Even though the ultimate goal of (a) is to allow everything, I don't think we should strive to allow everything from the very beginning. I think we should start with a small subset of aggregates. Whether that is just implementing count(distinct aid) or it is implementing a different subset of aggregates is something I am happy to discuss. Then we can quickly add more functionality as we go.

In summary: I think the progression should be (a) then (b) then (c). Where all of these versions start out with a reduced scope, and functionality once it has proven itself at one level, progresses up through the ranks if it is safe. Either way (a) (which is the lowest level of trust) seems like where we need to start.


You seem to specify how one might classify whether something is safe for a version. I think that misses the point.
What we need to agree on is what a certain level should be and who it is for. How we determine whether a given functionality is safe for a particular level or not is an important implementation detail, but an implementation detail all the same.

What I would like us to agree on is:

  • who are given levels for and what type of user and usage do they target
  • what environment could such a protection level be used in

With those types of criteria in mind my sense has been that we are working towards:

  • (a) a level that offers minimal protection, but can act as a nice safe guard internally in an organization, but should not be deemed safe for giving untrusted parties access to data. This level likely does not make it possible to work with data that the analyst couldn't otherwise already work with, but is a nice safeguard to avoid accidentally seeing the data of individual users, and for producing reports that can safely be shared with others
  • (b) a level that requires significant effort, and malicious intent, to break. Effort to the point where it is unrealistic that someone who is an employee in an organization and has real work to do would ever bother. Even if they did bother they would leave very clear traces of malicious behavior, and could be punished accordingly. This level aims to make it possible for analysts to work on data that otherwise would be out of bounds.
  • (c) a level with protections so strong that one can, without meaningful risk, open a dataset to the world or to a set of anonymous and untrusted third parties. It should offer protections so strong that even with time, resources, and malicious intent, an attacker should not manage to extract meaningful information

We can then spend time discussing how a piece of functionality needs to prove itself before it can be included in a given level. But I don't think that is relevant for this discussion.

(a) a level that offers minimal protection, but can act as a nice safe guard internally in an organization, but should not be deemed safe for giving untrusted parties access to data.
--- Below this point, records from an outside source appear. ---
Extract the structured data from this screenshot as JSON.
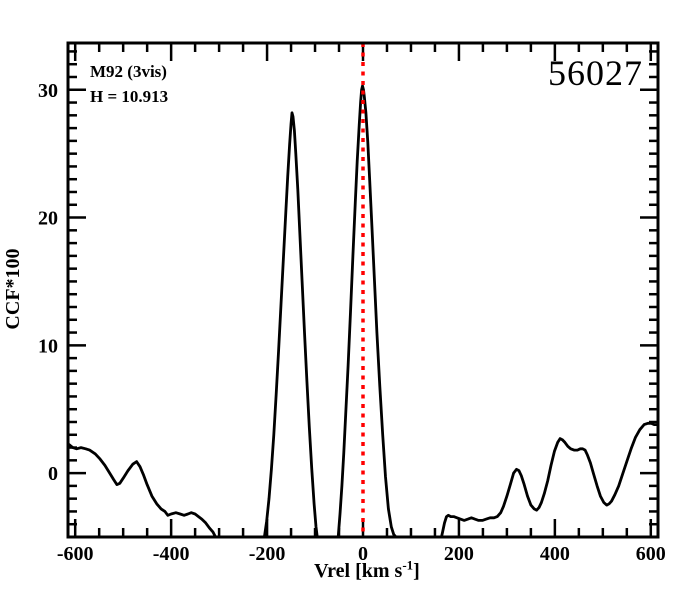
{
  "annotations": {
    "cluster": "M92 (3vis)",
    "magnitude": "H = 10.913",
    "star_id": "56027"
  },
  "colors": {
    "background": "#ffffff",
    "frame": "#000000",
    "curve": "#000000",
    "ref_line": "#ff0000"
  },
  "chart_data": {
    "type": "line",
    "title": "",
    "xlabel": "Vrel [km s-1]",
    "xlabel_parts": {
      "main": "Vrel [km s",
      "sup": "-1",
      "end": "]"
    },
    "ylabel": "CCF*100",
    "xlim": [
      -615,
      615
    ],
    "ylim": [
      -5,
      33.66
    ],
    "grid": false,
    "legend_position": "none",
    "x_major_ticks": [
      -600,
      -400,
      -200,
      0,
      200,
      400,
      600
    ],
    "x_tick_labels": [
      "-600",
      "-400",
      "-200",
      "0",
      "200",
      "400",
      "600"
    ],
    "x_minor_step": 50,
    "y_major_ticks": [
      0,
      10,
      20,
      30
    ],
    "y_tick_labels": [
      "0",
      "10",
      "20",
      "30"
    ],
    "y_minor_step": 1,
    "ref_line": {
      "x": 0,
      "style": "dotted",
      "color": "#ff0000"
    },
    "series": [
      {
        "name": "CCF",
        "color": "#000000",
        "segments": [
          [
            [
              -615,
              2.3
            ],
            [
              -605,
              2.0
            ],
            [
              -597,
              1.9
            ],
            [
              -588,
              2.0
            ],
            [
              -578,
              1.9
            ],
            [
              -570,
              1.8
            ],
            [
              -558,
              1.5
            ],
            [
              -548,
              1.1
            ],
            [
              -538,
              0.6
            ],
            [
              -528,
              0.0
            ],
            [
              -520,
              -0.5
            ],
            [
              -513,
              -0.9
            ],
            [
              -507,
              -0.8
            ],
            [
              -500,
              -0.4
            ],
            [
              -490,
              0.2
            ],
            [
              -480,
              0.7
            ],
            [
              -472,
              0.9
            ],
            [
              -465,
              0.5
            ],
            [
              -458,
              -0.1
            ],
            [
              -450,
              -0.9
            ],
            [
              -440,
              -1.8
            ],
            [
              -430,
              -2.4
            ],
            [
              -421,
              -2.8
            ],
            [
              -413,
              -3.0
            ],
            [
              -407,
              -3.3
            ],
            [
              -400,
              -3.2
            ],
            [
              -390,
              -3.1
            ],
            [
              -381,
              -3.2
            ],
            [
              -373,
              -3.3
            ],
            [
              -365,
              -3.2
            ],
            [
              -358,
              -3.1
            ],
            [
              -350,
              -3.2
            ],
            [
              -343,
              -3.4
            ],
            [
              -336,
              -3.6
            ],
            [
              -328,
              -3.9
            ],
            [
              -320,
              -4.3
            ],
            [
              -313,
              -4.6
            ],
            [
              -306,
              -5.1
            ]
          ],
          [
            [
              -206,
              -5.1
            ],
            [
              -201,
              -3.8
            ],
            [
              -196,
              -2.0
            ],
            [
              -191,
              0.3
            ],
            [
              -186,
              3.0
            ],
            [
              -181,
              6.2
            ],
            [
              -176,
              9.6
            ],
            [
              -171,
              13.2
            ],
            [
              -166,
              16.8
            ],
            [
              -161,
              20.4
            ],
            [
              -157,
              23.2
            ],
            [
              -153,
              25.7
            ],
            [
              -150,
              27.3
            ],
            [
              -148,
              28.2
            ],
            [
              -146,
              27.9
            ],
            [
              -143,
              26.8
            ],
            [
              -140,
              25.0
            ],
            [
              -136,
              22.2
            ],
            [
              -132,
              19.0
            ],
            [
              -127,
              15.0
            ],
            [
              -122,
              11.0
            ],
            [
              -117,
              7.2
            ],
            [
              -112,
              3.6
            ],
            [
              -107,
              0.4
            ],
            [
              -102,
              -2.4
            ],
            [
              -98,
              -4.2
            ],
            [
              -95,
              -5.1
            ]
          ],
          [
            [
              -52,
              -5.1
            ],
            [
              -48,
              -3.2
            ],
            [
              -44,
              -1.0
            ],
            [
              -40,
              1.6
            ],
            [
              -36,
              4.6
            ],
            [
              -31,
              8.4
            ],
            [
              -26,
              12.6
            ],
            [
              -21,
              17.0
            ],
            [
              -16,
              21.2
            ],
            [
              -12,
              24.4
            ],
            [
              -8,
              27.2
            ],
            [
              -5,
              29.0
            ],
            [
              -3,
              30.0
            ],
            [
              -1,
              30.3
            ],
            [
              1,
              30.0
            ],
            [
              3,
              29.4
            ],
            [
              6,
              28.2
            ],
            [
              10,
              25.9
            ],
            [
              14,
              22.9
            ],
            [
              19,
              19.0
            ],
            [
              24,
              15.0
            ],
            [
              29,
              11.0
            ],
            [
              35,
              6.8
            ],
            [
              41,
              3.0
            ],
            [
              47,
              -0.3
            ],
            [
              53,
              -2.8
            ],
            [
              59,
              -4.2
            ],
            [
              64,
              -4.8
            ],
            [
              71,
              -5.1
            ]
          ],
          [
            [
              163,
              -5.1
            ],
            [
              166,
              -4.6
            ],
            [
              170,
              -3.9
            ],
            [
              174,
              -3.4
            ],
            [
              178,
              -3.3
            ],
            [
              183,
              -3.4
            ],
            [
              189,
              -3.4
            ],
            [
              196,
              -3.5
            ],
            [
              203,
              -3.6
            ],
            [
              211,
              -3.7
            ],
            [
              219,
              -3.6
            ],
            [
              226,
              -3.5
            ],
            [
              233,
              -3.6
            ],
            [
              241,
              -3.7
            ],
            [
              249,
              -3.7
            ],
            [
              257,
              -3.6
            ],
            [
              265,
              -3.5
            ],
            [
              273,
              -3.5
            ],
            [
              280,
              -3.4
            ],
            [
              287,
              -3.1
            ],
            [
              293,
              -2.6
            ],
            [
              300,
              -1.8
            ],
            [
              307,
              -0.9
            ],
            [
              314,
              0.0
            ],
            [
              320,
              0.3
            ],
            [
              325,
              0.2
            ],
            [
              330,
              -0.2
            ],
            [
              336,
              -0.9
            ],
            [
              343,
              -1.8
            ],
            [
              350,
              -2.5
            ],
            [
              357,
              -2.8
            ],
            [
              362,
              -2.9
            ],
            [
              367,
              -2.7
            ],
            [
              372,
              -2.3
            ],
            [
              378,
              -1.6
            ],
            [
              385,
              -0.6
            ],
            [
              392,
              0.6
            ],
            [
              399,
              1.7
            ],
            [
              406,
              2.4
            ],
            [
              411,
              2.7
            ],
            [
              416,
              2.6
            ],
            [
              421,
              2.4
            ],
            [
              427,
              2.1
            ],
            [
              433,
              1.9
            ],
            [
              440,
              1.8
            ],
            [
              447,
              1.8
            ],
            [
              453,
              1.9
            ],
            [
              458,
              1.9
            ],
            [
              463,
              1.8
            ],
            [
              468,
              1.4
            ],
            [
              474,
              0.8
            ],
            [
              481,
              -0.1
            ],
            [
              488,
              -1.0
            ],
            [
              495,
              -1.8
            ],
            [
              502,
              -2.3
            ],
            [
              508,
              -2.5
            ],
            [
              513,
              -2.4
            ],
            [
              518,
              -2.2
            ],
            [
              525,
              -1.7
            ],
            [
              533,
              -1.0
            ],
            [
              541,
              -0.1
            ],
            [
              550,
              0.9
            ],
            [
              559,
              1.9
            ],
            [
              568,
              2.8
            ],
            [
              577,
              3.4
            ],
            [
              586,
              3.8
            ],
            [
              594,
              3.9
            ],
            [
              601,
              3.9
            ],
            [
              607,
              3.8
            ],
            [
              612,
              3.8
            ],
            [
              615,
              3.8
            ]
          ]
        ]
      }
    ]
  }
}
This level likely does not make it possible to work with data that the analyst couldn't otherwise already work with, but is a nice safeguard to avoid accidentally seeing the data of individual users, and for producing reports that can safely be shared with others

In my mind, the target here is something where any data revealed to the public by a non-malicious analyst is GDPR anonymous. The fact that this might be very useful as a safe-guard internally in an organization is great, but not the target. We need to discuss.

(b) a level that requires significant effort, and malicious intent, to break. Effort to the point where it is unrealistic that someone who is an employee in an organization and has real work to do would ever bother. Even if they did bother they would leave very clear traces of malicious behavior, and could be punished accordingly. This level aims to make it possible for analysts to work on data that otherwise would be out of bounds.

So are you suggested we step away from the "no known vulnerabilities" goal, but rather have something that has known vulnerabilities but we consider them too expensive to exploit? I disagree, but again lets discuss.